House debates

Monday, 13 February 2012

Private Members' Business

D'Oliveira, Mr Basil Lewis

12:55 pm

Photo of Tony ZappiaTony Zappia (Makin, Australian Labor Party) Share this | Hansard source

I am pleased to be able to speak to this motion and commend the member for Banks for bringing it before the House. Our journey through history has often been marked by single events which have caused or triggered a change in direction. The story of Basil D'Oliveira is one such event. His story not only precipitated events in South Africa but across much of the Western world. Basil D'Oliveira was a brilliant South African born cricketer. In the late 1950s his brilliance was noticed by the cricket community in Cape Town. His problem was that he was a black man. At the time, being a coloured person in South Africa meant that you were discriminated against, segregated and not allowed to represent your country. Discrimination was firmly entrenched in South African society through the apartheid system enforced through the National Party regime.

Interestingly, it was an era when discrimination against black people was clearly evident in many other parts of the world, including here in Australia. But the 1960s was also a time of great social change and significant historical events, particularly on the issue of racial discrimination. In Australia the constitutional change to recognise Aborigines is a case in point. Simultaneously in the United States, Martin Luther King Jr came to prominence for his fight against racial discrimination before he was assassinated in 1968. In 1967 the classic film Guess who's coming to dinner,featuring Sidney Poitier, Katharine Hepburn and Spencer Tracy, portrayed a romance between a black man and a white woman and very clearly reflected community attitudes of the time in the United States, where marriage between black and white people in many parts of the country was frowned upon. South Africa's refusal to select Basil D'Oliveira to the national cricket team provoked a chain of events that ultimately resulted in an international sporting ban on South Africa that lasted for 22 years. A single, previously unknown black South African man with extraordinary cricket skills prompted international condemnation against South Africa and highlighted the racial discrimination in that country.

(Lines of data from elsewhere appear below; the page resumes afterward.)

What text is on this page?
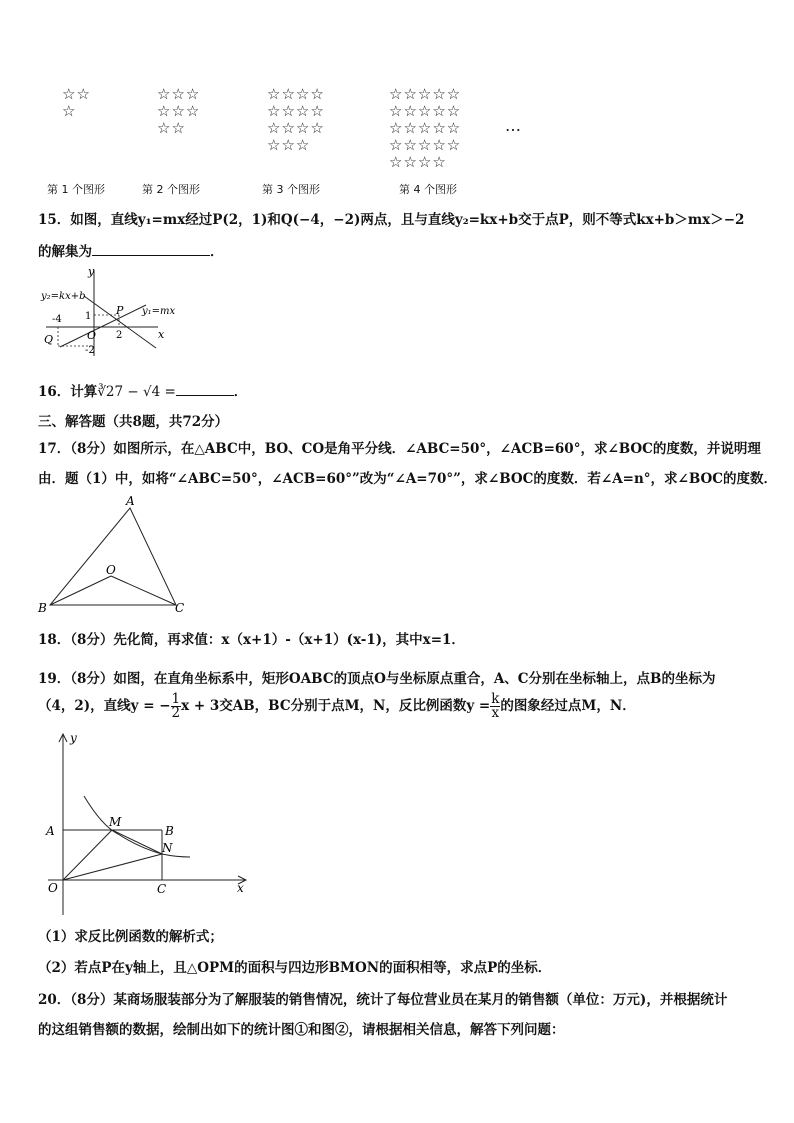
☆☆
☆
☆☆☆
☆☆☆
☆☆
☆☆☆☆
☆☆☆☆
☆☆☆☆
☆☆☆
☆☆☆☆☆
☆☆☆☆☆
☆☆☆☆☆
☆☆☆☆☆
☆☆☆☆
…
第 1 个图形	第 2 个图形	第 3 个图形	第 4 个图形
15．如图，直线y₁=mx经过P(2，1)和Q(−4，−2)两点，且与直线y₂=kx+b交于点P，则不等式kx+b＞mx＞−2
的解集为	．
y
x
y₂=kx+b
y₁=mx
P
O
Q
-4 1
2
-2
16．计算∛27 − √4 =	．
三、解答题（共8题，共72分）
17．（8分）如图所示，在△ABC中，BO、CO是角平分线．∠ABC=50°，∠ACB=60°，求∠BOC的度数，并说明理
由．题（1）中，如将“∠ABC=50°，∠ACB=60°”改为“∠A=70°”，求∠BOC的度数．若∠A=n°，求∠BOC的度数．
A
B	C
O
18．（8分）先化简，再求值：x（x+1）-（x+1）(x-1)，其中x=1．
19．（8分）如图，在直角坐标系中，矩形OABC的顶点O与坐标原点重合，A、C分别在坐标轴上，点B的坐标为
（4，2)，直线y = − $\frac{1}{2}$ x + 3交AB，BC分别于点M，N，反比例函数$y = \frac{k}{x}$ 的图象经过点M，N．
y
x
A	B
M
N
O	C
（1）求反比例函数的解析式；
（2）若点P在y轴上，且△OPM的面积与四边形BMON的面积相等，求点P的坐标．
20．（8分）某商场服装部分为了解服装的销售情况，统计了每位营业员在某月的销售额（单位：万元)，并根据统计
的这组销售额的数据，绘制出如下的统计图①和图②，请根据相关信息，解答下列问题：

Basil D'Oliveira was not the only black South African sportsman of that era to be a victim of South Africa's apartheid policy. Precious McKenzie was an outstanding South African weightlifter. He too migrated to the UK in 1964 after he was not selected for the 1960 Rome Olympics because of apartheid policies. The South African government offered to select him in 1964 provided he was segregated from the white members of the team. Precious refused. Precious McKenzie went on to win several gold medals, although regrettably not for his country of birth, in the World Powerlifting Championships and the Commonwealth Games, competing first for England and later for New Zealand, where he resettled and still resides. In 2006, in recognition of his heritage, he was inducted into the South African sports hall of fame. Precious was an outstanding athlete and a gentleman. I have the pleasure of knowing him personally and the displeasure of having competed against him.

In Basil D'Oliveira's era cricket was the sport of gentlemen and in South Africa of upper class white people. Human existence has always been tribal. Our differences can divide us and our commonalities unite us, but sport is a powerful unifier that can overcome cultural and racial differences. Nelson Mandela understood that and cleverly used sport to unite the people of his country. Those who say that sport and politics should not be mixed should think again. Basil D'Oliveira was an extraordinary, internationally recognised cricket player, and his international colleagues stood by him. In doing so, they drew attention to not only his cricketing ability but, more importantly, the apartheid regime in South Africa. Basil's cricketing greatness was ultimately recognised by South Africa. His more important place in history, however, was his role in bringing an end to apartheid. He gave hope and inspiration to the oppressed. He helped turn the tide against racial discrimination across the world. We may never have seen the best of Basil D'Oliveira but his personal and public achievements were remarkable. His life marked a turning point in history.